All that yoga is going to help! It already is.

Gokulashtami 2020

This year we are celebrating Gokulashtami in a much simpler way. 

Made some seedai in the morning with some help from San who also made some maladdoos and looked lovely today..

We did a small pooja and did neivedhiyam and deeparadhanai. 

did I mention she looked absolutely lovely today?

This year, one more person dear to us has reached Krishna.. San's grandpa is one with Krishna now! Was thinking of him, even if it was for a brief moment while doing the deepa aaradhanai. 

The kids have stopped dressing up for functions, but their motivation for dressing up is when someone is going to see them dressed up. Parents don't count on that list. Given COVID times, I understood and gave them a pass. There are a few functions they look forward to.. especially when the star of the show is a cute crawling baby, a cute looking elephant, lighting lamps and bursting fire crackers or simply the excuse of "I cant study today because all my books are with Saraswati ummachi". 

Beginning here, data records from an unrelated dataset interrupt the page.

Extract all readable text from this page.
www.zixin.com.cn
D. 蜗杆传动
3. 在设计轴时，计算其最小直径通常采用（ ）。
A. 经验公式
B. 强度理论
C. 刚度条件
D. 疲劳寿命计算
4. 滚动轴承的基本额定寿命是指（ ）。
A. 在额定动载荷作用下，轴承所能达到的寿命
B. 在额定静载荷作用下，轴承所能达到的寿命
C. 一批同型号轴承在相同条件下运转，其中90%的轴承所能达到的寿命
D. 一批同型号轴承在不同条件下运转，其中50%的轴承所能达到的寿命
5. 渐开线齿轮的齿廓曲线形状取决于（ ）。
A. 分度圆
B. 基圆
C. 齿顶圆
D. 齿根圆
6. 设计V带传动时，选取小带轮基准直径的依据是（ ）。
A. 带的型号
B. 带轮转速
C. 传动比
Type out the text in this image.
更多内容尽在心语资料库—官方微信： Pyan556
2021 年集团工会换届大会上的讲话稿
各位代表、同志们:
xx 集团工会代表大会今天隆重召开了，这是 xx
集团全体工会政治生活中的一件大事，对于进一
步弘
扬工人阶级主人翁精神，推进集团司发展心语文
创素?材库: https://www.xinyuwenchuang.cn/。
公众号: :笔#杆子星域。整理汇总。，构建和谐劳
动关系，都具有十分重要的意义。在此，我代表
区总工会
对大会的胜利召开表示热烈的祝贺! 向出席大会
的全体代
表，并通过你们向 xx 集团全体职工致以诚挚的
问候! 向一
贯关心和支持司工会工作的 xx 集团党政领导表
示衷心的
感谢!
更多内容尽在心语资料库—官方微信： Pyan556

We have passed on what we could to the next generation. Feel happy that my kids are aware of traditions. Right now there are kids growing up in Tamil Nadu as well as a lot of young adults who have managed to develop so much self loathing for their own culture and tradition in the name of secularism that is being pushed in their face. The marketing machinery that has gone into over drive in recent times to do this to so many kids at this scale is mind boggling. 

You can accept another's faith without having to show you gave up on your own! This is so much easier to do and understand, especially when you have a concept of god being in every form, shape, size, color, nature and being open to acceptance. I can understand it being a lot harder for religions where the concept is "my way is the only way". 

"Sarva deva namaskaraha Keshavam prathigachathi" is something we say as part of doing Sandhyavandhanam every day.  When you prostrate yourself in front of any god, it all eventually goes to the same god. It is a beautiful message. 

On a totally tangential note, I have been wearing the same 5 "pocket vechcha T-shirts"  in rotation since the lockdown when going out. Inside the house it has been the 60-day challenge shirts in rotation.  Using Krishna's birthday as an excuse, finally put on a new T-shirt from the collection of unopened gifts. 

This one was courtesy of my FIL/MIL or one of San's uncles. Feels good to wear new clothes every now and then! Apparenlty after eating everything I do look like a blue whale. 

A very happy Gokulashtami to everyone. I know that given the technicality of the calendar a lot of folks celebrate Krishnas birthday in early September this year. An advance Gokulashtami wish to them!